Her 14-year-old, Veronica, was less enthused. “Originally I was for Bernie,” she explained, “but since he wasn’t going to make it, she was the second best compared to Trump.” As we talked about the historic import of the moment, her 13-year-old sister turned her back to watch the crowd. I asked her what she thought. “I really don’t like Trump,” Sofia said. “I’d much rather have Bernie, but as long as it’s not Trump.”
Others were more enthusiastic. Eighteen-year-old Zach Rosenfeld had come along with his father, Tom, and his 14-year-old brother. “I’m a huge Hillary fan,” he said, “and we’re about to see history made.” His high school sits a block away from Clinton’s campaign headquarters in Brooklyn. “To watch your kid so excited about the democratic process … is a real gift,” his father said.
They were watching when Hillary Clinton looked up at them and said: “Even more important than the history we make tonight, is the history we will write together in the years ahead.”
“I remember looking up at the poster on the wall of our American presidents,” Ohio Senator Sherrod Brown recalled of his third-grade classroom. “Other than a few mustaches and powdered wigs, they all looked pretty much like me.” His grandchildren, he said, “won’t see faces that look only like mine, they will see Barack Obama, and because of the work that we do over the next 100 days, my granddaughters will see themselves in the face of Hillary Clinton.”
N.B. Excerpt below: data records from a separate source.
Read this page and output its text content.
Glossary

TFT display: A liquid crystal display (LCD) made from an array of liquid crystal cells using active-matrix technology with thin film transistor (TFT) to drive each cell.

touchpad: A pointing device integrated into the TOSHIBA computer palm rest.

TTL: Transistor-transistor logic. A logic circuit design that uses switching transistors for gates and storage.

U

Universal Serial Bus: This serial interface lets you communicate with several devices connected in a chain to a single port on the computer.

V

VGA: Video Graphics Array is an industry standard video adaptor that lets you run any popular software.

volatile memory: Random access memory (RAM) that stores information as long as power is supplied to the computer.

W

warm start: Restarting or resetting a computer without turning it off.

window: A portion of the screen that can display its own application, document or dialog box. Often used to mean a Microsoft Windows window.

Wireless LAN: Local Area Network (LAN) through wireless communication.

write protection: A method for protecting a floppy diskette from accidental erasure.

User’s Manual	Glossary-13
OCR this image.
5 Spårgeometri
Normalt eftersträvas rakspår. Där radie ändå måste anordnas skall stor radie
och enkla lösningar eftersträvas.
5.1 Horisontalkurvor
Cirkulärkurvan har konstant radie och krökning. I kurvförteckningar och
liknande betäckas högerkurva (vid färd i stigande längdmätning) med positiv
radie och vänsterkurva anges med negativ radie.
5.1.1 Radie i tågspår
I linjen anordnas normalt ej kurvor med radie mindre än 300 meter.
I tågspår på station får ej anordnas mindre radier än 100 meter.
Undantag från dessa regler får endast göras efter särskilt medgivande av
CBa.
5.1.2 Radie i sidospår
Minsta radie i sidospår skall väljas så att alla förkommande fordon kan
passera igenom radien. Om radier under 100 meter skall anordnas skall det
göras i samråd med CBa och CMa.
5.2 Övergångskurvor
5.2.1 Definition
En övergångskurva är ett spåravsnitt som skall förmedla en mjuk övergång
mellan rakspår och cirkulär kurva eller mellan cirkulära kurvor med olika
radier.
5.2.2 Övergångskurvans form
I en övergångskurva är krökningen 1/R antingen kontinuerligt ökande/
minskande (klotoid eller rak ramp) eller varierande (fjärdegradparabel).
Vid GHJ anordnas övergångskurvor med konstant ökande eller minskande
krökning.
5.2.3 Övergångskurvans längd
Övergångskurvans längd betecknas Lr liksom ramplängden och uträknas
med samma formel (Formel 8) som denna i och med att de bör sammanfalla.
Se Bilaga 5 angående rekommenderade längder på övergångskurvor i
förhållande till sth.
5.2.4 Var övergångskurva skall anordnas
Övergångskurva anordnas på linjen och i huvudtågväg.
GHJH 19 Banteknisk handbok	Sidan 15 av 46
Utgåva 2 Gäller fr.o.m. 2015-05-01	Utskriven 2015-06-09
Earlier in the evening, Meredith Cabe and her three girls from Silver Spring, Maryland, were grabbing an early dinner on the concourse. “The reason we came is these guys,” Cabe said. “It’s an amazing thing that it’s part of their childhood.”
“I want to see Hillary and to see her speak and to see her get nominated,” said Lila Hutchins, her 10-year-old. It was important, she said, “because if she’s the first woman president then there’ll probably be other ones.”
Her 6-year-old sister, Mae, broke in excitedly: “I know I will be one!”
She beamed up at me, and I believed her.